Students Projects

2025

Learning-Based Source Separation Using RRIR-Augmented Deep Neural Networks (DNNs)

Description

The objective of this project is to develop a deep neural network (DNN)-based source separation model that incorporates Relative Room Impulse Response (RRIR) features to enhance speech extraction in real-room acoustic environments. The process involves recording multi-speaker RIRs using a two-microphone setup and computing RRIRs to serve as input features for training a speech separation network such as U-Net, Conv-TasNet, or Wave-U-Net. The model will be trained and evaluated on both simulated and real-world room conditions, with performance compared against traditional blind source separation (BSS) methods like IVA and ICA, as well as standard deep learning approaches. The expected outcome is a robust RRIR-augmented DNN that demonstrates improved separation quality and speech intelligibility, outperforming conventional deep learning-based BSS techniques.

Deep Learning-Based Prediction of Energy Decay Curves (EDC) from Room Geometry and Materials

Description

The objective of this project is to develop a deep learning model, specifically using LSTM, to predict Energy Decay Curves (EDCs) based on detailed room characteristics such as dimensions, material absorption coefficients, scattering properties, and other geometric features. The workflow includes generating or collecting Room Impulse Responses (RIRs), extracting corresponding EDCs, and compiling a dataset of room parameters. After normalizing these features, the LSTM model will be trained using loss functions like MSE and optimizers such as Adam or SGD. The model’s performance will be assessed using metrics like RMSE, MAE, and correlation, and validated against real measured EDCs. The project will also deliver an interactive visualization tool to compare predicted and actual EDCs, demonstrating the model's effectiveness and practical utility in room acoustics analysis.

Natural Language Processing (NLP) for Text-to-Sign Language Conversion

Description

The objective of this project is to develop an NLP-based system for converting written text into sign language, enabling more accessible communication for the deaf and hard-of-hearing community.

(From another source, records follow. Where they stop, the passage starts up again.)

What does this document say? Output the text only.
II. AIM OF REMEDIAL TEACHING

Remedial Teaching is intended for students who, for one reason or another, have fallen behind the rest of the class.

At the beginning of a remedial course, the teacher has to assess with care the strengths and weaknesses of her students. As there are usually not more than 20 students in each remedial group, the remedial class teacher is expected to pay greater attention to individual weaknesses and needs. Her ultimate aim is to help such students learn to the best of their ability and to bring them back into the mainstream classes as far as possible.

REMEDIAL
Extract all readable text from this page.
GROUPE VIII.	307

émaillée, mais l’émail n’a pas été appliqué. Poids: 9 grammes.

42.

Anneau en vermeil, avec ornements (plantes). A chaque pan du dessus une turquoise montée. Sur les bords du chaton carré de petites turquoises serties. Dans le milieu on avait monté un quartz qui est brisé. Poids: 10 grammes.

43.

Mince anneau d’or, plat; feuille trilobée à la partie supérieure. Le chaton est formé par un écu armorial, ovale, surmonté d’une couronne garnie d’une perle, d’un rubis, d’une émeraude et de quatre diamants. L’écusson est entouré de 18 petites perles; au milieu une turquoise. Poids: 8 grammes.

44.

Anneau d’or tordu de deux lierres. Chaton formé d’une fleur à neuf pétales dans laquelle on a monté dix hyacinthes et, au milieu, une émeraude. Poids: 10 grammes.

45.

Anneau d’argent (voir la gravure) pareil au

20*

The project begins with a comprehensive literature review of existing models and approaches for text-to-sign language translation. A basic parser will be developed using NLP techniques, incorporating tokenization and sequence mapping to translate input text into corresponding sign gestures. The expected outcome includes a Python-based text preprocessor that maps words to sign language symbols, and a trained NLP model capable of understanding sentence structure and generating coherent sequences of sign language representations.

Natural Language Processing (NLP) for Text-to-Sign Language Conversion

Description

The objective of this project is to develop an NLP-based system for converting written text into sign language, enabling more accessible communication for the deaf and hard-of-hearing community. The project begins with a comprehensive literature review of existing models and approaches for text-to-sign language translation. A basic parser will be developed using NLP techniques, incorporating tokenization and sequence mapping to translate input text into corresponding sign gestures. The expected outcome includes a Python-based text preprocessor that maps words to sign language symbols, and a trained NLP model capable of understanding sentence structure and generating coherent sequences of sign language representations.

Blind Source Separation Using Relative Room Impulse Response (RRIR) Estimation

Description

The objective of this project is to develop a blind source separation (BSS) system that leverages Relative Room Impulse Response (RRIR) from a two-microphone array to separate overlapping speech in reverberant environments. The process involves recording Room Impulse Responses (RIR) using a controlled setup, computing RRIR to model cross-talk, and integrating this information into a Frequency-Domain Independent Component Analysis (FD-ICA) framework as a constraint. The system will be tested in both simulated and real-world acoustic settings, and its performance will be evaluated using metrics like Signal-to-Distortion Ratio (SDR) and Perceptual Evaluation of Speech Quality (PESQ). The expected outcome is a novel RRIR-guided ICA method that improves speaker separation by reducing cross-talk and enhancing audio quality compared to traditional ICA-based BSS techniques.

Collection and Preparation of Multichannel Audio Datasets

Description

The objective of this project is to collect or create comprehensive multichannel audio datasets that accurately simulate diverse and dynamic acoustic environments. These environments may include changing room acoustics, varying speaker configurations, and mobile sound sources to reflect real-world complexity. The focus will be on ensuring high-quality recordings, proper microphone array setups, and detailed metadata. The expected outcome is a well-structured, annotated dataset that can be used for training, testing, and benchmarking algorithms in applications such as source separation, localization, beamforming, and audio scene analysis.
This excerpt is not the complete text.